Era um dia normal, Analícia estava estranhamente feliz, todos estavam até que se dando bem, Berenice estava passando roupas no quarto enquanto escutava o que parecia ser o rádio. Meu cabelo estava arrumado e minha boneca estava dormindo. Viu? Um ótimo dia.

Então uma figura apareceu batendo na porta e entrando sem esperar respostas –Dete. Numa bermuda roxa de bolinhas e blusa vermelha, os cabelos cacheados balançando em seu rosto. Ela ofega pela corrida, mas foca-se em todos nós com bastante clareza até encarar Pablo.

—Pablo! –ela chama. –Precisamos ir.

—O que aconteceu? –ele pergunta alarmado, já esperando o pior.

Dete pausa para respirar. –Tem uma cartomante na cidade, Pablo. Dizem que a melhor cartomante de todas!

—Todo esse alarde por uma cartomante?

—Pablo! –ela chama de novo. –Precisamos ir! Você precisa me levar!

—O que você quer numa cartomante, Dete? Você tem dez anos, mal teve passado, quem dirá futuro!
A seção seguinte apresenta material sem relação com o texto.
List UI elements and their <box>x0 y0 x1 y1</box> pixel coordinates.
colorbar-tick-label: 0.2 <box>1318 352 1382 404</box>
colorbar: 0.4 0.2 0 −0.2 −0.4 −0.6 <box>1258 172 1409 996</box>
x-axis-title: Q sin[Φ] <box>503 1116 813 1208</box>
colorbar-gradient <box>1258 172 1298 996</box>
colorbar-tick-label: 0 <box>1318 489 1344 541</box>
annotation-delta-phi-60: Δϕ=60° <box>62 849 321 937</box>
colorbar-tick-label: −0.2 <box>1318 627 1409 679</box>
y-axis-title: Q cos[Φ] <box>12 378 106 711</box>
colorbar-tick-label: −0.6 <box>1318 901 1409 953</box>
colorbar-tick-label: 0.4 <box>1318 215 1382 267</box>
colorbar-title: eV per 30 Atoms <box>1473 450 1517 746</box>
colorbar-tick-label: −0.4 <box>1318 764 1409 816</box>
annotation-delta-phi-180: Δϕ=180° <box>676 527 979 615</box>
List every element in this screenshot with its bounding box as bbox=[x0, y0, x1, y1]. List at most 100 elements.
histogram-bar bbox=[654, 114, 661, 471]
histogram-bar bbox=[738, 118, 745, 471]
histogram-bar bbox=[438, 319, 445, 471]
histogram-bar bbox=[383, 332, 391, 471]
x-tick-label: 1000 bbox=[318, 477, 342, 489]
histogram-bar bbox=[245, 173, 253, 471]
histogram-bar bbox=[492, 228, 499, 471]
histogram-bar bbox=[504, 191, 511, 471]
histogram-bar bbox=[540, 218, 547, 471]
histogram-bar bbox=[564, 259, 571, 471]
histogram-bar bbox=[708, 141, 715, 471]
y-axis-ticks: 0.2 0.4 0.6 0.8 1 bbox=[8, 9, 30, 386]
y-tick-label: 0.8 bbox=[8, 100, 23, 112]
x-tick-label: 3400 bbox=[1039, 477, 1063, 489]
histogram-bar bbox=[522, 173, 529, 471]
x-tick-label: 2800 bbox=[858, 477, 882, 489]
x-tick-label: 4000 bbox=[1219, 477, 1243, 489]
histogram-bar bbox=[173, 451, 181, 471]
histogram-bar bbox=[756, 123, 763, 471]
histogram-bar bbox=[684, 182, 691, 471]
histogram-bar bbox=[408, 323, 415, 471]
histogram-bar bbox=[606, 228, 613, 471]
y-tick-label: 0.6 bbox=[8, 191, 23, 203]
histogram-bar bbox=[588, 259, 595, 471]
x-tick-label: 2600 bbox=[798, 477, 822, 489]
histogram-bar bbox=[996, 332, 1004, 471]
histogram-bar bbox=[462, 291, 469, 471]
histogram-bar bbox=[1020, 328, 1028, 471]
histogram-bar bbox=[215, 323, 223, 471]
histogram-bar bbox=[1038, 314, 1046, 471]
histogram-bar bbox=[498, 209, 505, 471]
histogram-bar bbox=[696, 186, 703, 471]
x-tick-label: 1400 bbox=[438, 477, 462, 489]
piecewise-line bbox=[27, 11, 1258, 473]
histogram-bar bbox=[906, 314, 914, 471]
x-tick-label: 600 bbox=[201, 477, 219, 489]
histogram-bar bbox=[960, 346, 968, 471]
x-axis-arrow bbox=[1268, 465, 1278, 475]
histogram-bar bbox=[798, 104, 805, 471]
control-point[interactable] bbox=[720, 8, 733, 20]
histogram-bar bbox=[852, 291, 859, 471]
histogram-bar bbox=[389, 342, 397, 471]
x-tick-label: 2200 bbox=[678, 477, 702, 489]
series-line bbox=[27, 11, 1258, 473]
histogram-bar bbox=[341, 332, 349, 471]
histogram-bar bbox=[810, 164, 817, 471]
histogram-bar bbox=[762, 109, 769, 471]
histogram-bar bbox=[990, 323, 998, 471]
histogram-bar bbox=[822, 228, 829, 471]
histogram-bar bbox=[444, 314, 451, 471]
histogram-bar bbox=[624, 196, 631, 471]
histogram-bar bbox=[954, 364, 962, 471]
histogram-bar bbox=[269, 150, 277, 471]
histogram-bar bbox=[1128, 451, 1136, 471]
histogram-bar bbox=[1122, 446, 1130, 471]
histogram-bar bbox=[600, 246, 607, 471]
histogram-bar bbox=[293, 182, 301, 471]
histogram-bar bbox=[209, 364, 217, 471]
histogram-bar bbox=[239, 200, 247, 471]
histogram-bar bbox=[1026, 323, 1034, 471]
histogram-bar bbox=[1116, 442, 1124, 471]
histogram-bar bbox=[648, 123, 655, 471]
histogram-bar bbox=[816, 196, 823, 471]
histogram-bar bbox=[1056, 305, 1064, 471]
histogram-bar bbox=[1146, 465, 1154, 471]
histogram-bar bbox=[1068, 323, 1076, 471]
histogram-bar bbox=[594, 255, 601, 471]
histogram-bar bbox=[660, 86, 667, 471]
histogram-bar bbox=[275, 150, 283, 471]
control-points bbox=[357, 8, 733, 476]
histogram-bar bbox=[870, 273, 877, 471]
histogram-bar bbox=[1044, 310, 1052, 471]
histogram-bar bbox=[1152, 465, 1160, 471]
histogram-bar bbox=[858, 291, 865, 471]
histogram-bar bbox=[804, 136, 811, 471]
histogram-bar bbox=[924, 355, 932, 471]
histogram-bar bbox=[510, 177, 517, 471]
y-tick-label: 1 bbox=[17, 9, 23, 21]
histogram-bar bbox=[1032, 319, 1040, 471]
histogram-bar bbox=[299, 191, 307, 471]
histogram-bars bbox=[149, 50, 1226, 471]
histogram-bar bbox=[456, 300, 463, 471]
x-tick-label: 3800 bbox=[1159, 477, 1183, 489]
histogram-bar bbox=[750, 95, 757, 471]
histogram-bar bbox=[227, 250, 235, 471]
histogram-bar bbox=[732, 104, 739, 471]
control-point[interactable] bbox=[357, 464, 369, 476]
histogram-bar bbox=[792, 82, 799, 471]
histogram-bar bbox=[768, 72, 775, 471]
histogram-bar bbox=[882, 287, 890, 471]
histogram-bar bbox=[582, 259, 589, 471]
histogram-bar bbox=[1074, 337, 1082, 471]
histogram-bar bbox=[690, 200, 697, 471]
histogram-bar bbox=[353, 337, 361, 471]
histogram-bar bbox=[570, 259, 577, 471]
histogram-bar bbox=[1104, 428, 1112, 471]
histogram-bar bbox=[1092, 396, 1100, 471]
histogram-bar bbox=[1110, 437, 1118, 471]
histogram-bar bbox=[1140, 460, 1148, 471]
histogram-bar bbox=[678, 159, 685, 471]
—Pablo, precisamos ir! –Dete estava à margem das lágrimas, parecendo verdadeiramente desesperada. –Não sabemos quanto tempo ela vai ficar!

Dete agarrou a blusa preta de Pablo, tentando puxá-lo. Ela tinha lágrimas rolando agora, e isso pareceu derreter o coração de Pablo, que a soltou de sua blusa com um suspiro.

—Certo, eu vou com você. –ele olhou para mim. –Se importa de vir junto?

—Se ele for, eu vou! –Leo declarou.

—Se eles forem, eu vou também! –Henrique adicionou.

—Se todos forem, certamente não vamos ficar aqui paradas. –Belle falou.

—Certo, certo. –balancei as mãos. Era de se imaginar que todos nós continuaríamos grudados em tempos de crises. Particularmente, estava curioso com a notícia de uma cartomante na cidade –na última vez que os ciganos visitaram eu não tive tempo de conferir e estava curioso. Se Dete falou que era a melhor de todas, eu iria querer ver.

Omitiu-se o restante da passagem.